The backbone of the U.S. economy showing cracks
Consumers are the backbone of the U.S. economy — making up nearly two-thirds of GDP. But consumers are showing signs of slowing their spending as economic conditions worsen.
In May, U.S. retail sales fell for the first time this year, and recession odds are increasing — pressuring consumers even more.
- Layoffs: Big layoff headlines have mostly been limited to the tech sector — but we’re seeing signs of spreading into other industries, with Tesla cutting salaried staff by 10%.
- Dwindling savings: In April, the U.S. personal savings rate dropped to 4.4% — the lowest rate since 2008 — after reaching a record 33.8% during COVID.
Consumer pullback: Per Washington Post, there are signs that consumers are spending less on dining out, vacations and personal care.
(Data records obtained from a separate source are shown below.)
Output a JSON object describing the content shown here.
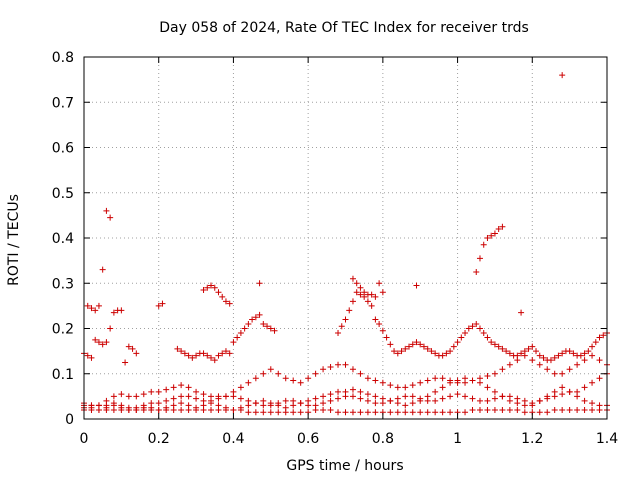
{
  "chart_data": {
    "type": "scatter",
    "title": "Day 058 of 2024, Rate Of TEC Index for receiver trds",
    "xlabel": "GPS time / hours",
    "ylabel": "ROTI / TECUs",
    "xlim": [
      0,
      1.4
    ],
    "ylim": [
      0,
      0.8
    ],
    "xticks": [
      "0",
      "0.2",
      "0.4",
      "0.6",
      "0.8",
      "1",
      "1.2",
      "1.4"
    ],
    "yticks": [
      "0",
      "0.1",
      "0.2",
      "0.3",
      "0.4",
      "0.5",
      "0.6",
      "0.7",
      "0.8"
    ],
    "grid": true,
    "marker": "+",
    "color": "#cc0000",
    "series": [
      {
        "x": [
          0.0,
          0.02,
          0.04,
          0.06,
          0.08,
          0.1,
          0.12,
          0.14,
          0.16,
          0.18,
          0.2,
          0.22,
          0.24,
          0.26,
          0.28,
          0.3,
          0.32,
          0.34,
          0.36,
          0.38,
          0.4,
          0.42,
          0.44,
          0.46,
          0.48,
          0.5,
          0.52,
          0.54,
          0.56,
          0.58,
          0.6,
          0.62,
          0.64,
          0.66,
          0.68,
          0.7,
          0.72,
          0.74,
          0.76,
          0.78,
          0.8,
          0.82,
          0.84,
          0.86,
          0.88,
          0.9,
          0.92,
          0.94,
          0.96,
          0.98,
          1.0,
          1.02,
          1.04,
          1.06,
          1.08,
          1.1,
          1.12,
          1.14,
          1.16,
          1.18,
          1.2,
          1.22,
          1.24,
          1.26,
          1.28,
          1.3,
          1.32,
          1.34,
          1.36,
          1.38,
          1.4
        ],
        "y": [
          0.02,
          0.02,
          0.02,
          0.02,
          0.02,
          0.02,
          0.02,
          0.02,
          0.02,
          0.02,
          0.02,
          0.02,
          0.02,
          0.02,
          0.02,
          0.02,
          0.02,
          0.02,
          0.02,
          0.02,
          0.02,
          0.02,
          0.015,
          0.015,
          0.015,
          0.015,
          0.015,
          0.015,
          0.015,
          0.015,
          0.015,
          0.02,
          0.02,
          0.02,
          0.015,
          0.015,
          0.015,
          0.015,
          0.015,
          0.015,
          0.015,
          0.015,
          0.015,
          0.015,
          0.015,
          0.015,
          0.015,
          0.015,
          0.015,
          0.015,
          0.015,
          0.015,
          0.02,
          0.02,
          0.02,
          0.02,
          0.02,
          0.02,
          0.02,
          0.015,
          0.015,
          0.015,
          0.015,
          0.02,
          0.02,
          0.02,
          0.02,
          0.02,
          0.02,
          0.02,
          0.02
        ]
      },
      {
        "x": [
          0.0,
          0.02,
          0.04,
          0.06,
          0.08,
          0.1,
          0.12,
          0.14,
          0.16,
          0.18,
          0.2,
          0.22,
          0.24,
          0.26,
          0.28,
          0.3,
          0.32,
          0.34,
          0.36,
          0.38,
          0.4,
          0.42,
          0.44,
          0.46,
          0.48,
          0.5,
          0.52,
          0.54,
          0.56,
          0.58,
          0.6,
          0.62,
          0.64,
          0.66,
          0.68,
          0.7,
          0.72,
          0.74,
          0.76,
          0.78,
          0.8,
          0.82,
          0.84,
          0.86,
          0.88,
          0.9,
          0.92,
          0.94,
          0.96,
          0.98,
          1.0,
          1.02,
          1.04,
          1.06,
          1.08,
          1.1,
          1.12,
          1.14,
          1.16,
          1.18,
          1.2,
          1.22,
          1.24,
          1.26,
          1.28,
          1.3,
          1.32,
          1.34,
          1.36,
          1.38,
          1.4
        ],
        "y": [
          0.03,
          0.03,
          0.03,
          0.04,
          0.05,
          0.055,
          0.05,
          0.05,
          0.055,
          0.06,
          0.06,
          0.065,
          0.07,
          0.075,
          0.07,
          0.06,
          0.055,
          0.05,
          0.05,
          0.05,
          0.06,
          0.07,
          0.08,
          0.09,
          0.1,
          0.11,
          0.1,
          0.09,
          0.085,
          0.08,
          0.09,
          0.1,
          0.11,
          0.115,
          0.12,
          0.12,
          0.11,
          0.1,
          0.09,
          0.085,
          0.08,
          0.075,
          0.07,
          0.07,
          0.075,
          0.08,
          0.085,
          0.09,
          0.09,
          0.085,
          0.08,
          0.08,
          0.085,
          0.09,
          0.095,
          0.1,
          0.11,
          0.12,
          0.13,
          0.14,
          0.13,
          0.12,
          0.11,
          0.1,
          0.1,
          0.11,
          0.12,
          0.13,
          0.14,
          0.13,
          0.12
        ]
      },
      {
        "x": [
          0.0,
          0.02,
          0.04,
          0.06,
          0.08,
          0.1,
          0.12,
          0.14,
          0.16,
          0.18,
          0.2,
          0.22,
          0.24,
          0.26,
          0.28,
          0.3,
          0.32,
          0.34,
          0.36,
          0.38,
          0.4,
          0.42,
          0.44,
          0.46,
          0.48,
          0.5,
          0.52,
          0.54,
          0.56,
          0.58,
          0.6,
          0.62,
          0.64,
          0.66,
          0.68,
          0.7,
          0.72,
          0.74,
          0.76,
          0.78,
          0.8,
          0.82,
          0.84,
          0.86,
          0.88,
          0.9,
          0.92,
          0.94,
          0.96,
          0.98,
          1.0,
          1.02,
          1.04,
          1.06,
          1.08,
          1.1,
          1.12,
          1.14,
          1.16,
          1.18,
          1.2,
          1.22,
          1.24,
          1.26,
          1.28,
          1.3,
          1.32,
          1.34,
          1.36,
          1.38,
          1.4
        ],
        "y": [
          0.035,
          0.03,
          0.03,
          0.03,
          0.035,
          0.03,
          0.025,
          0.025,
          0.03,
          0.035,
          0.035,
          0.04,
          0.045,
          0.05,
          0.05,
          0.045,
          0.04,
          0.04,
          0.045,
          0.05,
          0.05,
          0.045,
          0.04,
          0.035,
          0.03,
          0.03,
          0.035,
          0.04,
          0.04,
          0.035,
          0.03,
          0.03,
          0.035,
          0.04,
          0.045,
          0.05,
          0.05,
          0.045,
          0.04,
          0.035,
          0.035,
          0.04,
          0.045,
          0.05,
          0.05,
          0.045,
          0.04,
          0.04,
          0.045,
          0.05,
          0.055,
          0.05,
          0.045,
          0.04,
          0.04,
          0.045,
          0.05,
          0.05,
          0.045,
          0.04,
          0.035,
          0.04,
          0.045,
          0.05,
          0.055,
          0.06,
          0.06,
          0.07,
          0.08,
          0.09,
          0.1
        ]
      },
      {
        "x": [
          0.0,
          0.02,
          0.04,
          0.06,
          0.08,
          0.1,
          0.12,
          0.14,
          0.16,
          0.18,
          0.2,
          0.22,
          0.24,
          0.26,
          0.28,
          0.3,
          0.32,
          0.34,
          0.36,
          0.38,
          0.4,
          0.42,
          0.44,
          0.46,
          0.48,
          0.5,
          0.52,
          0.54,
          0.56,
          0.58,
          0.6,
          0.62,
          0.64,
          0.66,
          0.68,
          0.7,
          0.72,
          0.74,
          0.76,
          0.78,
          0.8,
          0.82,
          0.84,
          0.86,
          0.88,
          0.9,
          0.92,
          0.94,
          0.96,
          0.98,
          1.0,
          1.02,
          1.04,
          1.06,
          1.08,
          1.1,
          1.12,
          1.14,
          1.16,
          1.18,
          1.2,
          1.22,
          1.24,
          1.26,
          1.28,
          1.3,
          1.32,
          1.34,
          1.36,
          1.38,
          1.4
        ],
        "y": [
          0.025,
          0.025,
          0.02,
          0.025,
          0.03,
          0.025,
          0.02,
          0.02,
          0.025,
          0.025,
          0.02,
          0.025,
          0.03,
          0.035,
          0.03,
          0.025,
          0.03,
          0.035,
          0.03,
          0.025,
          0.02,
          0.025,
          0.03,
          0.035,
          0.04,
          0.035,
          0.03,
          0.025,
          0.03,
          0.035,
          0.04,
          0.045,
          0.05,
          0.055,
          0.06,
          0.06,
          0.065,
          0.06,
          0.055,
          0.05,
          0.045,
          0.04,
          0.035,
          0.03,
          0.035,
          0.04,
          0.05,
          0.06,
          0.07,
          0.08,
          0.085,
          0.09,
          0.085,
          0.08,
          0.07,
          0.06,
          0.05,
          0.04,
          0.035,
          0.03,
          0.03,
          0.04,
          0.05,
          0.06,
          0.07,
          0.06,
          0.05,
          0.04,
          0.035,
          0.03,
          0.03
        ]
      },
      {
        "x": [
          0.0,
          0.01,
          0.02,
          0.03,
          0.04,
          0.05,
          0.06,
          0.07,
          0.08,
          0.09,
          0.1,
          0.11,
          0.12,
          0.13,
          0.14,
          0.2,
          0.21,
          0.25,
          0.26,
          0.27,
          0.28,
          0.29,
          0.3,
          0.31,
          0.32,
          0.33,
          0.34,
          0.35,
          0.36,
          0.37,
          0.38,
          0.39,
          0.4,
          0.41,
          0.42,
          0.43,
          0.44,
          0.45,
          0.46,
          0.47,
          0.48,
          0.49,
          0.5,
          0.51,
          0.68,
          0.69,
          0.7,
          0.71,
          0.72,
          0.73,
          0.74,
          0.75,
          0.76,
          0.77,
          0.78,
          0.79,
          0.8,
          0.81,
          0.82,
          0.83,
          0.84,
          0.85,
          0.86,
          0.87,
          0.88,
          0.89,
          0.9,
          0.91,
          0.92,
          0.93,
          0.94,
          0.95,
          0.96,
          0.97,
          0.98,
          0.99,
          1.0,
          1.01,
          1.02,
          1.03,
          1.04,
          1.05,
          1.06,
          1.07,
          1.08,
          1.09,
          1.1,
          1.11,
          1.12,
          1.13,
          1.14,
          1.15,
          1.16,
          1.17,
          1.18,
          1.19,
          1.2,
          1.21,
          1.22,
          1.23,
          1.24,
          1.25,
          1.26,
          1.27,
          1.28,
          1.29,
          1.3,
          1.31,
          1.32,
          1.33,
          1.34,
          1.35,
          1.36,
          1.37,
          1.38,
          1.39,
          1.4
        ],
        "y": [
          0.145,
          0.14,
          0.135,
          0.175,
          0.17,
          0.165,
          0.17,
          0.2,
          0.235,
          0.24,
          0.24,
          0.125,
          0.16,
          0.155,
          0.145,
          0.25,
          0.255,
          0.155,
          0.15,
          0.145,
          0.14,
          0.135,
          0.14,
          0.145,
          0.145,
          0.14,
          0.135,
          0.13,
          0.14,
          0.145,
          0.15,
          0.145,
          0.17,
          0.18,
          0.19,
          0.2,
          0.21,
          0.22,
          0.225,
          0.23,
          0.21,
          0.205,
          0.2,
          0.195,
          0.19,
          0.205,
          0.22,
          0.24,
          0.26,
          0.28,
          0.275,
          0.27,
          0.26,
          0.25,
          0.22,
          0.21,
          0.195,
          0.18,
          0.165,
          0.15,
          0.145,
          0.15,
          0.155,
          0.16,
          0.165,
          0.17,
          0.165,
          0.16,
          0.155,
          0.15,
          0.145,
          0.14,
          0.14,
          0.145,
          0.15,
          0.16,
          0.17,
          0.18,
          0.19,
          0.2,
          0.205,
          0.21,
          0.2,
          0.19,
          0.18,
          0.17,
          0.165,
          0.16,
          0.155,
          0.15,
          0.145,
          0.14,
          0.14,
          0.145,
          0.15,
          0.155,
          0.16,
          0.15,
          0.14,
          0.135,
          0.13,
          0.13,
          0.135,
          0.14,
          0.145,
          0.15,
          0.15,
          0.145,
          0.14,
          0.14,
          0.145,
          0.15,
          0.16,
          0.17,
          0.18,
          0.185,
          0.19
        ]
      },
      {
        "x": [
          0.01,
          0.02,
          0.03,
          0.04,
          0.05,
          0.06,
          0.07,
          0.32,
          0.33,
          0.34,
          0.35,
          0.36,
          0.37,
          0.38,
          0.39,
          0.47,
          0.72,
          0.73,
          0.74,
          0.75,
          0.76,
          0.77,
          0.78,
          0.79,
          0.8,
          0.89,
          1.05,
          1.06,
          1.07,
          1.08,
          1.09,
          1.1,
          1.11,
          1.12,
          1.17,
          1.28
        ],
        "y": [
          0.25,
          0.245,
          0.24,
          0.25,
          0.33,
          0.46,
          0.445,
          0.285,
          0.29,
          0.295,
          0.29,
          0.28,
          0.27,
          0.26,
          0.255,
          0.3,
          0.31,
          0.3,
          0.29,
          0.28,
          0.275,
          0.275,
          0.27,
          0.3,
          0.28,
          0.295,
          0.325,
          0.355,
          0.385,
          0.4,
          0.405,
          0.41,
          0.42,
          0.425,
          0.235,
          0.76
        ]
      }
    ]
  }
}
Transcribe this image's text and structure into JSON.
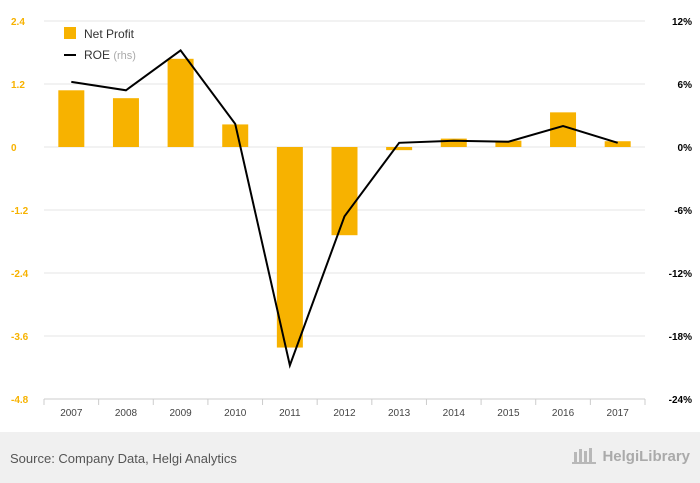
{
  "chart_data": {
    "type": "bar",
    "categories": [
      "2007",
      "2008",
      "2009",
      "2010",
      "2011",
      "2012",
      "2013",
      "2014",
      "2015",
      "2016",
      "2017"
    ],
    "series": [
      {
        "name": "Net Profit",
        "type": "bar",
        "axis": "left",
        "color": "#f7b200",
        "values": [
          1.08,
          0.93,
          1.68,
          0.43,
          -3.82,
          -1.68,
          -0.06,
          0.16,
          0.12,
          0.66,
          0.11
        ]
      },
      {
        "name": "ROE",
        "suffix": "(rhs)",
        "type": "line",
        "axis": "right",
        "color": "#000000",
        "values": [
          6.2,
          5.4,
          9.2,
          2.2,
          -20.8,
          -6.6,
          0.4,
          0.6,
          0.5,
          2.0,
          0.4
        ]
      }
    ],
    "left_axis": {
      "ylim": [
        -4.8,
        2.4
      ],
      "ticks": [
        "2.4",
        "1.2",
        "0",
        "-1.2",
        "-2.4",
        "-3.6",
        "-4.8"
      ],
      "color": "#f7b200"
    },
    "right_axis": {
      "ylim": [
        -24,
        12
      ],
      "ticks": [
        "12%",
        "6%",
        "0%",
        "-6%",
        "-12%",
        "-18%",
        "-24%"
      ],
      "color": "#000000"
    },
    "grid": true,
    "legend_position": "top-left"
  },
  "footer": {
    "source": "Source: Company Data, Helgi Analytics",
    "brand": "HelgiLibrary"
  }
}
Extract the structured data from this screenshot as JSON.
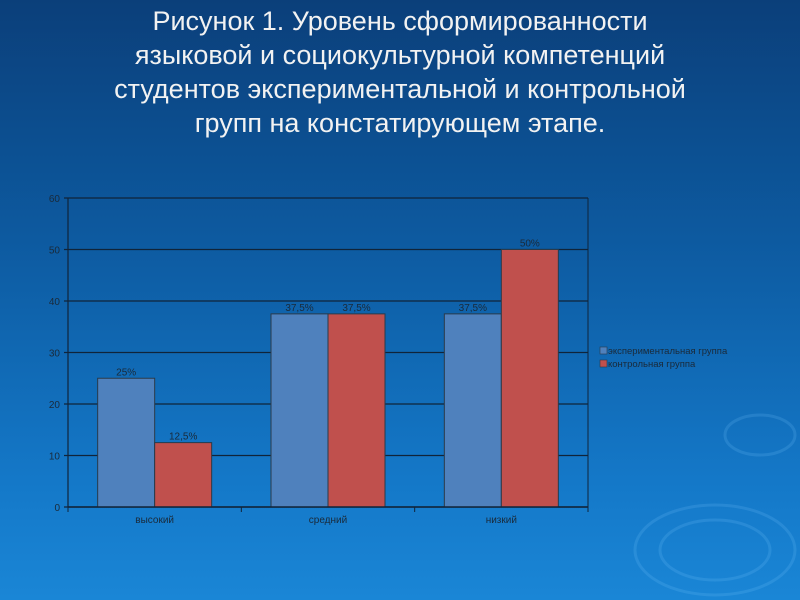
{
  "title": "Рисунок 1.  Уровень сформированности\nязыковой и социокультурной  компетенций\nстудентов экспериментальной и контрольной\nгрупп на констатирующем этапе.",
  "chart_data": {
    "type": "bar",
    "title": "",
    "xlabel": "",
    "ylabel": "",
    "ylim": [
      0,
      60
    ],
    "yticks": [
      0,
      10,
      20,
      30,
      40,
      50,
      60
    ],
    "grid": true,
    "legend_placement": "right",
    "categories": [
      "высокий",
      "средний",
      "низкий"
    ],
    "series": [
      {
        "name": "экспериментальная группа",
        "values": [
          25,
          37.5,
          37.5
        ],
        "labels": [
          "25%",
          "37,5%",
          "37,5%"
        ],
        "color": "#4f81bd"
      },
      {
        "name": "контрольная группа",
        "values": [
          12.5,
          37.5,
          50
        ],
        "labels": [
          "12,5%",
          "37,5%",
          "50%"
        ],
        "color": "#c0504d"
      }
    ]
  }
}
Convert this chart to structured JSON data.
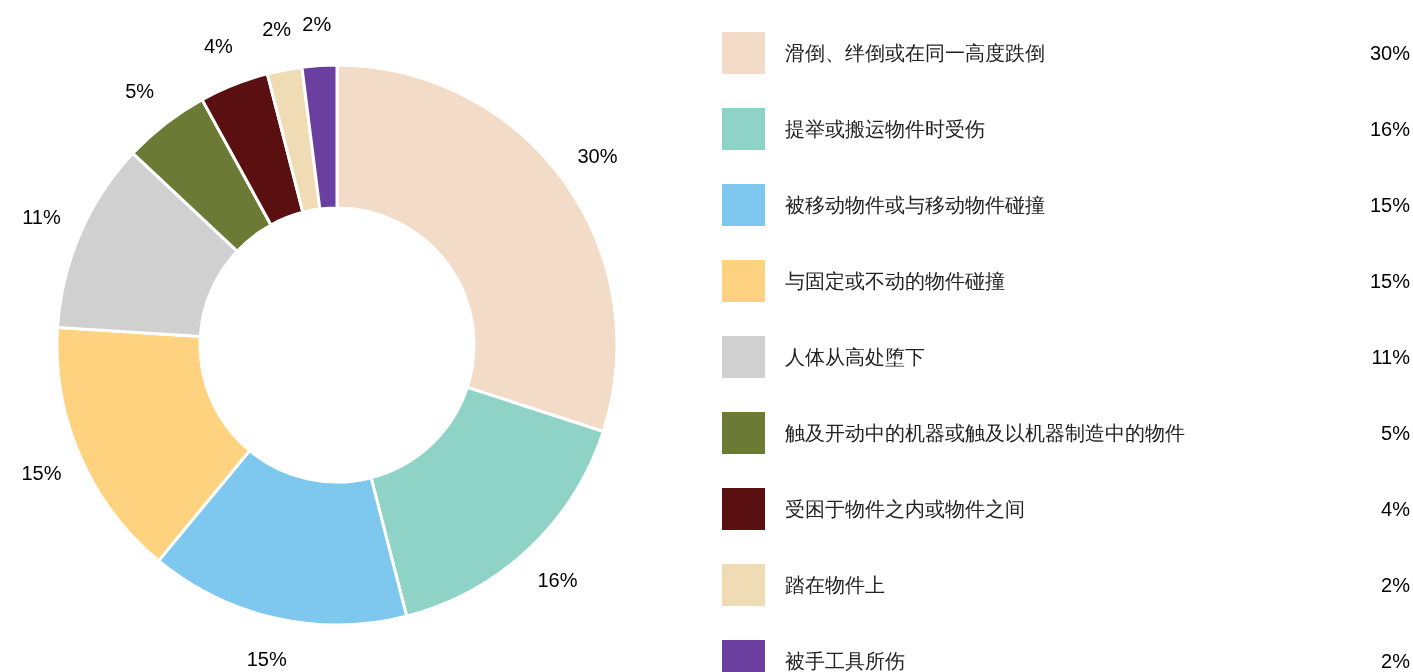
{
  "chart_data": {
    "type": "donut",
    "categories": [
      "滑倒、绊倒或在同一高度跌倒",
      "提举或搬运物件时受伤",
      "被移动物件或与移动物件碰撞",
      "与固定或不动的物件碰撞",
      "人体从高处堕下",
      "触及开动中的机器或触及以机器制造中的物件",
      "受困于物件之内或物件之间",
      "踏在物件上",
      "被手工具所伤"
    ],
    "values": [
      30,
      16,
      15,
      15,
      11,
      5,
      4,
      2,
      2
    ],
    "colors": [
      "#f2dcc8",
      "#8fd3c6",
      "#7ec8f0",
      "#ffd27f",
      "#d0d0d0",
      "#6b7a35",
      "#5a1010",
      "#f0dcb4",
      "#6a3fa0"
    ],
    "value_labels": [
      "30%",
      "16%",
      "15%",
      "15%",
      "11%",
      "5%",
      "4%",
      "2%",
      "2%"
    ],
    "legend": "right"
  }
}
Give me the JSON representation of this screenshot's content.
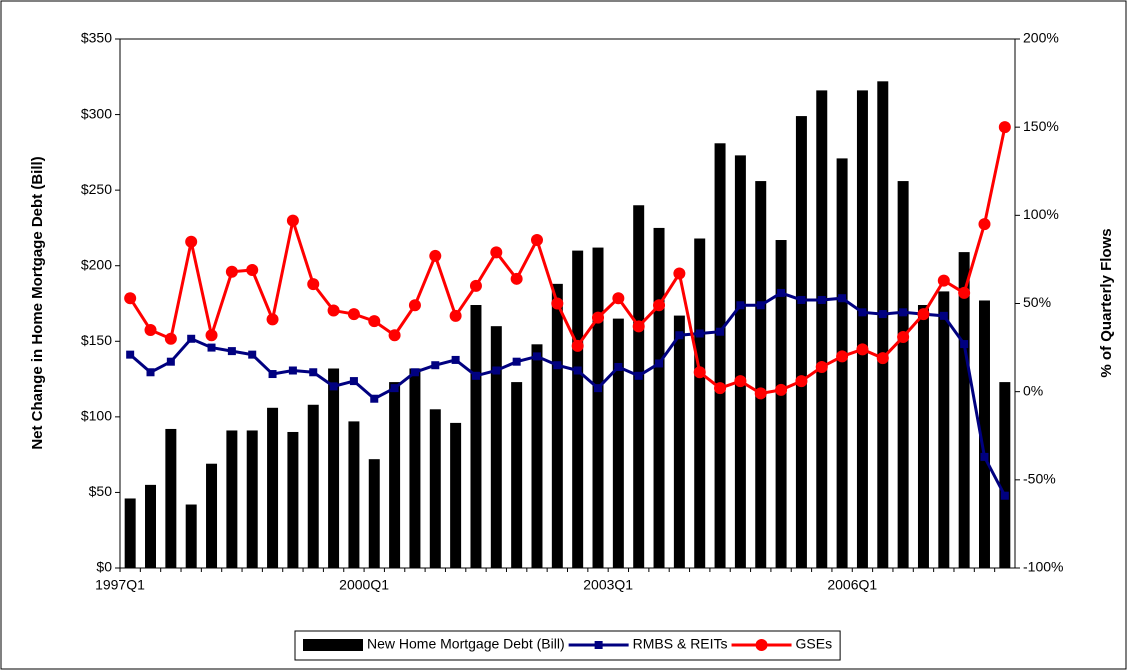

In May, services spending growth slowed to its lowest level since February 2021 (Institute for Supply Management).
- June flight searches on Kayak are down 13%, and OpenTable reservations are down 11% in the week ending June 16 compared to the same week in 2019.
- Domestic flight bookings fell 2.3% in May compared to the previous month.
- Small business owners are seeing customers cancel appointments and negotiating lower prices.
Gasoline spending has also fallen in recent weeks. In the first week of June, American drivers spent 8.2% less at U.S. gas stations compared to the same week in 2021 — opting to carpool, take public transit or work from home more (WSJ).
Investors: Companies have been able to pass on higher costs by raising prices — without hurting demand. But that might not be the case anymore, and markets might not be ready for a slowdown.
Investors will likely need to brace for more short-term pain to adjust to the new reality — before markets can begin their recovery.